Après le fichage des enfants dès l'age de 3 ans suggéré en 2006 par le Ministre de l'Intérieur Sarkozy, après le rapport Bénisti et signé par C. Vanneste, repris aujourd'hui par le porte parole de l'UMP, voici les portiques de sécurité à l'entrée des écoles par le gouvernement du même nom. Désigner un bambin de 3 ans comme un prédélinquant en puissance pour le remettre dans le droit chemin avant qu'il ne devienne irrécupérable pour la société, voilà une opinion très spéciale du genre humain en général et de la jeunesse de son pays en particulier.

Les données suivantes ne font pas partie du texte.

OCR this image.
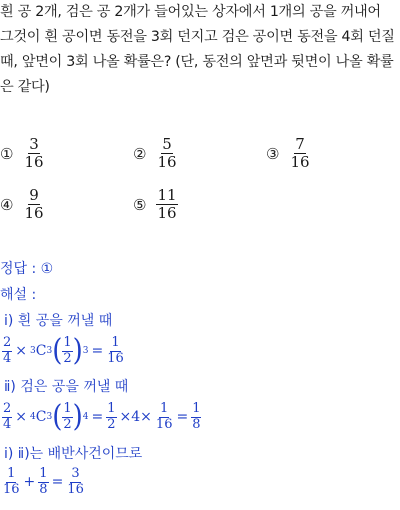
흰 공 2개, 검은 공 2개가 들어있는 상자에서 1개의 공을 꺼내어
그것이 흰 공이면 동전을 3회 던지고 검은 공이면 동전을 4회 던질
때, 앞면이 3회 나올 확률은? (단, 동전의 앞면과 뒷면이 나올 확률
은 같다)
① $\frac{3}{16}$	② $\frac{5}{16}$	③ $\frac{7}{16}$
④ $\frac{9}{16}$	⑤ $\frac{11}{16}$
정답 : ①
해설 :
ⅰ) 흰 공을 꺼낼 때
$\frac{2}{4} \times 3$ C 3 ( $\frac{1}{2}$ ) $3 = \frac{1}{16}$
ⅱ) 검은 공을 꺼낼 때
$\frac{2}{4} \times 4$ C 3 ( $\frac{1}{2}$ ) $4 = \frac{1}{2} \times 4\times \frac{1}{16} = \frac{1}{8}$
ⅰ) ⅱ)는 배반사건이므로
$\frac{1}{16} + \frac{1}{8} = \frac{3}{16}$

On comprend mieux pourquoi le ministre de l'éducation n'hésite pas à supprimer les postes d'enseignants. En effet, à quoi bon perdre toutes ces années à aller à l'école si nous sommes tous dès notre naissance prédéterminés à devenir président de la république ou délinquant?
Heureusement, nous ne sommes pas tous aussi pessimistes. Voici une différence fondamentale entre la gauche et la droite si vous aviez encore besoin de repères. En appeler à une « Europe forte qui protège », concept de gauche par excellence, principe fondamental de la « Région bouclier » ( le Nord-Pas-de-Calais, de gauche justement, pour amortir les coups portés par la droite aux plus fragiles socialement), procède du principe de triangulation dont je vous parlais ici même il y a un an tout juste (note ci après). Par contre, installer des portiques de sécurité à l'entrée des écoles après y avoir supprimé des milliers de postes, ça, c'est bien une idée de droite...
Comme à son habitude, en surfant sur l'émotion engendrée par un événement grave, le gouvernement en profite pour procéder à un matraquage en règle. Cible : les jeunes.
On peut critiquer la gauche sur le sujet de la sécurité, mais les faits sont là et ils sont têtus. La politique sécuritaire de Sarkozy, menée depuis maintenant 2002 n'a mené qu'à un fiasco. Que sont les portiques de sécurité à l'entrée des écoles si ce n'est un aveu d'échec de la politique menée depuis 7 longues années?
Quant à comprendre ce qui peut amener les élèves à amener des armes dans leur école et à agresser leur enseignant, alors là, on ne se pose même pas la question puisque c'est incompréhensible. Et puisque c'est incompréhensible, on tente de supprimer la manifestation ultime du malaise : la violence.
Un préalable : l'aggression est inacceptable. Pour cette raison, ne devons-nous pas avant tout faire l'impossible pour qu'elle ne se déroule pas? Pas d'angélisme ni de laxisme ici.
Première chose, gardons-nous de généraliser. La communauté éducative est constituée en majorité de parents attentifs à bien faire grandir leurs enfants, d'enseignants formidables et engagés, de collectivités concernées et mobilisées et la plupart des jeunes sont positifs et pacifiques.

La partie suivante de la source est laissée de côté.